"I know your reputation for a fact, senator," Kessler said uncomfortably, "but a stewardess with a ski accident. Oh! Oh, yes. But not recent. That was Miss Sosnak, but it was almost a year before. The newspaper accounts got garbled. Both she and the other stewardess, Miss Prentiss, were ski enthusiasts. They were thinking about spending the weekend at Stowe after they got to New York, even though they had both broken ankles previously. Their friends in San Francisco were joking with them about it before they left. They gave Miss Sosnak a doll with a cast on its leg as a gag. The doll was found in the wreckage. Apparently Miss Sosnak had given it to the little girl who was killed on the flight, Barbara Patterson, who actually had a cast on her leg at the time. She had fallen and hurt herself a few days before."


A buzzer on Senator Brogan's desk hummed two short discreet hums. Brogan made no attempt to answer it. He stood and came around the desk, putting his hand on Kessler's shoulder. "Don't get up just yet," he said. "My secretary buzzes me every fifteen minutes in case I want to show my constituents how busy I am. If there's anyone waiting, let them wait. There's just a little bit more I'd like to say." He sat in the wide embrasure of the window and leaned forward on a crossed knee. He looked the picture of negligence but he was obviously pausing to choose his words with care. Kessler shifted his chair to face him.

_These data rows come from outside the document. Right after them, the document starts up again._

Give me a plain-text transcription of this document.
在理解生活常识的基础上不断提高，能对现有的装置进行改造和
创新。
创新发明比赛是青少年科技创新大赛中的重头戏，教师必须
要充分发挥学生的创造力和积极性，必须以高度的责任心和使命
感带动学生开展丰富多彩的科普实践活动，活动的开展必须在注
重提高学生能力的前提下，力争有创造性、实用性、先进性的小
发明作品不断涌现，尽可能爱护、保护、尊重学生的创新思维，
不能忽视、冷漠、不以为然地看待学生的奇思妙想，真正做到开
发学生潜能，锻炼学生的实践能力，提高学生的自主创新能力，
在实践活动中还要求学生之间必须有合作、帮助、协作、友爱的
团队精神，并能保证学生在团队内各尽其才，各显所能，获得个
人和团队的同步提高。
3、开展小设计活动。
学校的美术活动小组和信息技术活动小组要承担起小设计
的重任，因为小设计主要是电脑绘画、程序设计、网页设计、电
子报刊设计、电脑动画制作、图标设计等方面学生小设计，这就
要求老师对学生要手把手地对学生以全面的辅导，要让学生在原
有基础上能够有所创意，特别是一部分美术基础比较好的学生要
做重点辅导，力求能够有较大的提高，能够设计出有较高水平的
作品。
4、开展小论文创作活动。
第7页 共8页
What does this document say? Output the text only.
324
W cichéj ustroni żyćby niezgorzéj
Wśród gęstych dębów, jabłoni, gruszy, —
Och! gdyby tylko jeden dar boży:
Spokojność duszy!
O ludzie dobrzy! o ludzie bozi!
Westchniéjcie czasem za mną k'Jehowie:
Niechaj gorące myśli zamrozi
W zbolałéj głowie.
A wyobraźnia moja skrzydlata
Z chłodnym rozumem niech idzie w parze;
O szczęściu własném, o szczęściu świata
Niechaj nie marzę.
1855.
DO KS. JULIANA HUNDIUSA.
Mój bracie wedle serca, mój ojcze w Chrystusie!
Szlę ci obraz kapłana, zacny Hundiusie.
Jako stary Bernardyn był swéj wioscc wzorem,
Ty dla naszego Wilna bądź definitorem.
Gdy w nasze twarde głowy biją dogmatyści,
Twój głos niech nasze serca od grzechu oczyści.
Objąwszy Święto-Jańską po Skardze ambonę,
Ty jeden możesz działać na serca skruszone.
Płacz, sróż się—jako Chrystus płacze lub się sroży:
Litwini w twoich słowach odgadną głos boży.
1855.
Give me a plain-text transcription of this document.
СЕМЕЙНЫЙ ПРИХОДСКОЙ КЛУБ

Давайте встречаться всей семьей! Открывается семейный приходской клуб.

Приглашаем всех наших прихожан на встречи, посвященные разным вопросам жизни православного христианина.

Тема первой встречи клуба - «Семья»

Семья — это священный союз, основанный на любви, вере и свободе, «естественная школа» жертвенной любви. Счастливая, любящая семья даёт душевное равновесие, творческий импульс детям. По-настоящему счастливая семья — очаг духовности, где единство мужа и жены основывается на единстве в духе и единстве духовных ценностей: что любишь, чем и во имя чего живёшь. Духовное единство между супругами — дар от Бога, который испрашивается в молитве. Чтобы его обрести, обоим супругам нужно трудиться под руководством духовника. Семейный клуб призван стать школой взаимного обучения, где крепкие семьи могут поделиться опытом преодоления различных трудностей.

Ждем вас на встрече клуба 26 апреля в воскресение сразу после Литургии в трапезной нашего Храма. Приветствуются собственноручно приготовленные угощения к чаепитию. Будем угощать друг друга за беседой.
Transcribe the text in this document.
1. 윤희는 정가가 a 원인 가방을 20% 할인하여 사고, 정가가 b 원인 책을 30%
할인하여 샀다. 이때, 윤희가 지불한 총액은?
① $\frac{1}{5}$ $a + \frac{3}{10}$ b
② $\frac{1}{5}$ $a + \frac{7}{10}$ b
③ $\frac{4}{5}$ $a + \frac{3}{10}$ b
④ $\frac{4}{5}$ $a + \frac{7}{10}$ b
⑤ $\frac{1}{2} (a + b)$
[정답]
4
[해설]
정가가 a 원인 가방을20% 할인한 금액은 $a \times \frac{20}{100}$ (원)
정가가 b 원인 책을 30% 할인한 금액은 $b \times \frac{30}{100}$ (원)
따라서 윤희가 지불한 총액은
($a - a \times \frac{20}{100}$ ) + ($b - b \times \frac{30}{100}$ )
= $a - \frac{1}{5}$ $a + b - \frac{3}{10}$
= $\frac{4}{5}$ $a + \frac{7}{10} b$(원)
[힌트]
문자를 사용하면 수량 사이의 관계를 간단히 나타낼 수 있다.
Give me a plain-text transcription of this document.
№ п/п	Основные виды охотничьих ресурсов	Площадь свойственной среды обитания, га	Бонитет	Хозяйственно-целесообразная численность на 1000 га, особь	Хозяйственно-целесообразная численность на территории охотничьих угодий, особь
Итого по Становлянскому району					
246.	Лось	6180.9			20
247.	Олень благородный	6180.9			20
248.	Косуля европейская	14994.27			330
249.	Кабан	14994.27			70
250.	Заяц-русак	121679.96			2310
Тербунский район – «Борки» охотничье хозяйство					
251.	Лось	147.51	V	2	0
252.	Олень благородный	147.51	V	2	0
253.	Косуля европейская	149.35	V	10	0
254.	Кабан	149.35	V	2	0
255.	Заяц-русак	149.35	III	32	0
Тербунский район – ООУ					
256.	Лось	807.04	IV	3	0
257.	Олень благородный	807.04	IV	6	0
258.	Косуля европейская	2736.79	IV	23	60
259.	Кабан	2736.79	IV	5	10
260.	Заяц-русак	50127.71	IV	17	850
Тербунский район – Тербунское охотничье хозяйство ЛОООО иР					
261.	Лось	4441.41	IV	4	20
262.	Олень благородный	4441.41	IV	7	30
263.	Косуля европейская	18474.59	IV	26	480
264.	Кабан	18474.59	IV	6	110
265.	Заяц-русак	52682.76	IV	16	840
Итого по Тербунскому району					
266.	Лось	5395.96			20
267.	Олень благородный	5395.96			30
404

"I won't mince words," Brogan said, "because I think we understand each other. We always have. Thanks to your splendid investigation, and my only little efforts perhaps, we know more about the circumstances of this crash than any other in aviation history. I had exactly your feeling that the answer ought to be there. But I don't see it and you don't see it. We know absolutely everything but one thing. We don't know what caused it. And we're never going to know that. I really think you are doing the aviation industry, yes and the country itself, a real injury by going on. I won't say what I think you're doing to yourself because it will sound like a sentimental appeal and you've known me too long not to know I'm pretty hard-headed."

"The investigation is over," Kessler said sullenly.

"Yes, I know, officially, but you've just told me you're going on with it personally."

"It's one last remote chance."

"Well, tell me this, Bob, if this last remote chance doesn't work out, will you call it quits and not start in on another last remote chance? Will you and Margaret get on up to that place of yours in Maine and take a good long vacation?"

Kessler smiled wryly. "Margaret has ideas of her own along that line. She's followed through on this with me all the way but she came down to Washington to meet me today and she says she's going to drag me off when I'm through here."

Brogan smiled his famous smile. "Good girl, Margaret. If she's here and has a leash on you, I know I don't have anything to worry about. There's nothing I admire more than a woman who has a mind and uses it. I'll tell you something else," he said, standing and permitting Kessler to rise this time. "I was truly sorry about Eileen Bennett's death on this plane, but Eileen was getting along like me. Sarah Pollitt's was the really tragic case, to have accomplished so much so young and with that fearful handicap! From childhood, too, wasn't it?"